New research by Hope Schau, Eller Professor of Marketing in the Eller College of Management at the University of Arizona, examines how practices such as surfing diffuse or spread across diverse cultural contexts over an extended period of time.
“We trace surfing from Hawaiian origins to European contact to the Christianizing agents who initially impeded its performance by locals and visitors,” says Schau.
The findings from this study uncover a process of practice diffusion that explains how surfing spread and evolved. This process accounts for resistance from competing norms and cultures, but also reveals how social changes occur as surfing is transposed, codified and adapted. This adaptation is evident as surfing evolves and takes on different meanings—from a counter culture, to a mainstream lifestyle to an Olympic sport.
By highlighting the story of Jafar, the first known surfer in Bangladesh, who rode a surfboard on his belly for seven years before learning that others around the world ride it standing, the researchers underscore how material movement—such as a surfboard—on its own does not lead to the spread of a practice.
“It took a group of surfers visiting Bangladesh, making connections between surfing and its underlying meaning, teaching Jafar how to surf standing and incorporating local materials and customs before surfing truly emerged as a global practice,” says Schau.
In other words, it takes more than merely copying a practice to make it so widespread across diverse cultures and national contexts.
“The same is true of products and consumer behavior,” says Schau. “Instead of an outright adoption, combining meaning, materials and action facilitates a perpetual state of adaptation of a practice. We distinguish between initial adoption and sustained use.”
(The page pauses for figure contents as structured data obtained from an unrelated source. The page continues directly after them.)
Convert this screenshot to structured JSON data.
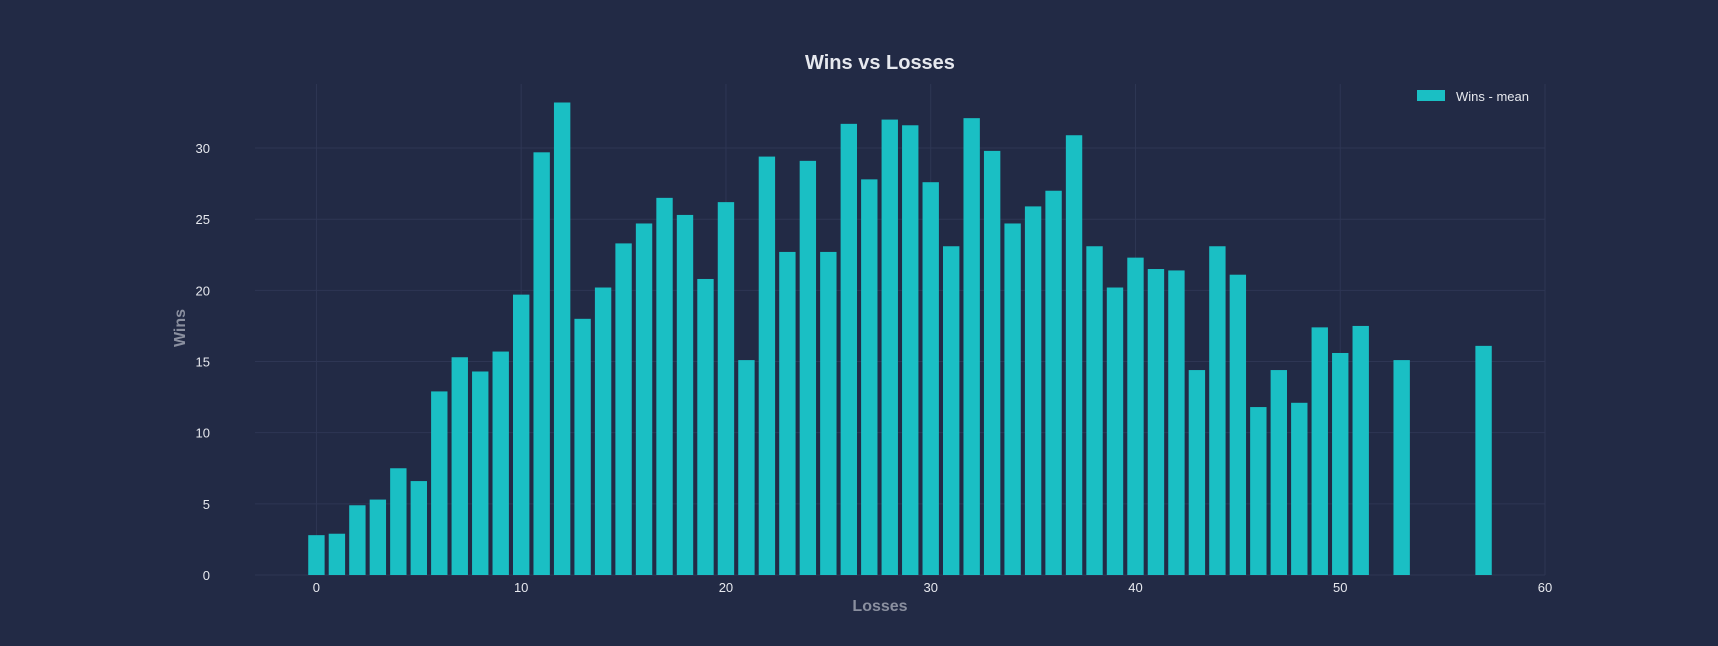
{
  "chart_data": {
    "type": "bar",
    "title": "Wins vs Losses",
    "xlabel": "Losses",
    "ylabel": "Wins",
    "xlim": [
      -3,
      60
    ],
    "ylim": [
      0,
      34.5
    ],
    "xticks": [
      0,
      10,
      20,
      30,
      40,
      50,
      60
    ],
    "yticks": [
      0,
      5,
      10,
      15,
      20,
      25,
      30
    ],
    "grid": true,
    "legend_position": "top-right",
    "bar_color": "#1abfc4",
    "background": "#222a45",
    "series": [
      {
        "name": "Wins - mean",
        "x": [
          0,
          1,
          2,
          3,
          4,
          5,
          6,
          7,
          8,
          9,
          10,
          11,
          12,
          13,
          14,
          15,
          16,
          17,
          18,
          19,
          20,
          21,
          22,
          23,
          24,
          25,
          26,
          27,
          28,
          29,
          30,
          31,
          32,
          33,
          34,
          35,
          36,
          37,
          38,
          39,
          40,
          41,
          42,
          43,
          44,
          45,
          46,
          47,
          48,
          49,
          50,
          51,
          53,
          57
        ],
        "values": [
          2.8,
          2.9,
          4.9,
          5.3,
          7.5,
          6.6,
          12.9,
          15.3,
          14.3,
          15.7,
          19.7,
          29.7,
          33.2,
          18.0,
          20.2,
          23.3,
          24.7,
          26.5,
          25.3,
          20.8,
          26.2,
          15.1,
          29.4,
          22.7,
          29.1,
          22.7,
          31.7,
          27.8,
          32.0,
          31.6,
          27.6,
          23.1,
          32.1,
          29.8,
          24.7,
          25.9,
          27.0,
          30.9,
          23.1,
          20.2,
          22.3,
          21.5,
          21.4,
          14.4,
          23.1,
          21.1,
          11.8,
          14.4,
          12.1,
          17.4,
          15.6,
          17.5,
          15.1,
          16.1
        ]
      }
    ]
  }
}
The researchers used historic data such as oral histories, explorer journals, journalistic and historic texts, artifacts (surf gear) and images (photos and drawings of surfing) in addition to ethnographic interviews with prominent surf historians, former professional surfers, surfboard shapers, surf retailers and surfing hobbyists.
This year, while we watch for the first time Olympic surfers, we can understand that the evolution of surfing from an indigenous cultural phenomenon to a global sport reflects the complexity of diffusion itself.
The research is forthcoming in the Journal of Consumer Research and is co-authored with Melissa Archpru Akaka at the University of Denver, and Stephen Vargo at the University of Hawaii.